『サイボーグ009』とポリティカル・コレクトネス

 島本和彦『アオイホノオ』の主人公は、大学生時代の作者がモデルである。1980年ごろのアニメとかマンガとかの話が出てきて面白いのだが、『サイボーグ009』の二度目のアニメ化(1979年)が始まった時、主人公がそのオープニングを見て大感激をするというシーンがある。サイボーグ戦士が一人ずつ画面に出てきてはその能力を見せるのだが、それがいかに素晴らしいセンスで演出がなされていることかについて事細かく延々と力説する主人公。しかし私は003のくだりで噴き出してしまった。
サイボーグ
 みもふたもないことを。
 やっぱりみんな003のことをマスコットヒロインだと思っていたんだな。戦士じゃない。

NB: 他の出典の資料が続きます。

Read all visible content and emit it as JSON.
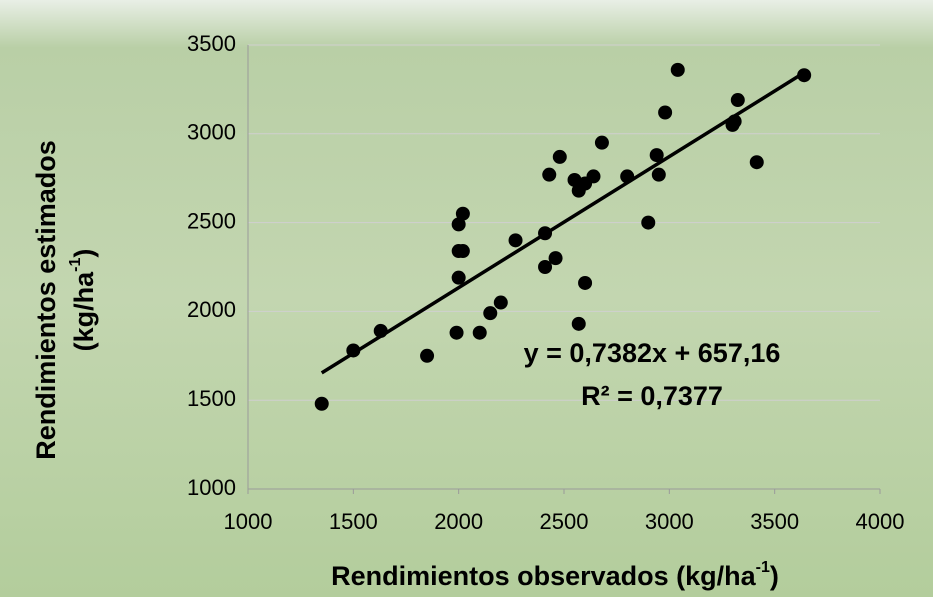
{
  "chart_data": {
    "type": "scatter",
    "x_label": [
      "Rendimientos observados (kg/ha",
      "-1",
      ")"
    ],
    "y_label": [
      "Rendimientos estimados",
      "(kg/ha",
      "-1",
      ")"
    ],
    "x": [
      1350,
      1500,
      1630,
      1850,
      1990,
      2100,
      2150,
      2200,
      2000,
      2000,
      2020,
      2000,
      2020,
      2270,
      2410,
      2410,
      2460,
      2430,
      2480,
      2570,
      2600,
      2550,
      2570,
      2600,
      2640,
      2680,
      2800,
      2900,
      2940,
      2950,
      2980,
      3040,
      3300,
      3310,
      3325,
      3415,
      3640
    ],
    "y": [
      1480,
      1780,
      1890,
      1750,
      1880,
      1880,
      1990,
      2050,
      2190,
      2340,
      2340,
      2490,
      2550,
      2400,
      2440,
      2250,
      2300,
      2770,
      2870,
      1930,
      2160,
      2740,
      2680,
      2720,
      2760,
      2950,
      2760,
      2500,
      2880,
      2770,
      3120,
      3360,
      3050,
      3070,
      3190,
      2840,
      3330
    ],
    "color": "#000000",
    "xlim": [
      1000,
      4000
    ],
    "xticks": [
      1000,
      1500,
      2000,
      2500,
      3000,
      3500,
      4000
    ],
    "ylim": [
      1000,
      3500
    ],
    "yticks": [
      1000,
      1500,
      2000,
      2500,
      3000,
      3500
    ],
    "grid": true,
    "trendline": {
      "slope": 0.7382,
      "intercept": 657.16,
      "equation": "y = 0,7382x + 657,16",
      "r2": 0.7377,
      "r2_label": "R² = 0,7377"
    }
  }
}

 『ジャッカー電撃隊』と『サイボーグ009』は、どちらもサイボーグ戦士団の戦いを描いた、石ノ森章太郎の作品である。片や打ち切り、片や石ノ森の代表作扱い。ずいぶんと差がついたものである。
 ところが、『ジャッカー』の流れを汲むスーパー戦隊シリーズは、男と対等同格の女戦士を登場させ、戦士としての強さと女の子としてのかわいらしさの両方の魅力を持ったヒロインを打ち出し、大きな成功をおさめた。それに対して女の子としてのかわいらしさしか持たされなかった『009』の003は、言っちゃ悪いが、今見ると大して魅力的なヒロインではない。
 2001年には三度目のアニメ化となった『009』だが、他のサイボーグたちは大岩を軽々とジャンプする一方で、いちいち男たちに手を引っ張ってもらわないと岩も登れない003は、はっきり言って変すぎる。なんで一人だけ性能がこんなに違うの。
 『009』の原作が初めて世に出たのが1964年である。今読めば、偏見や差別と受け止められる可能性を持つ箇所も多い。それがリメイクのたびに問題になる。原典のままにするのか、修正するのか。適宜判断していくしかないだろう。しかし2001年版のアニメは、人種・民族に対しては、神経過敏と言ってもいいくらいの修正を施しながら、性に対してはほったらかし。
 石ノ森プロの問題意識って一体どうなってんのよ。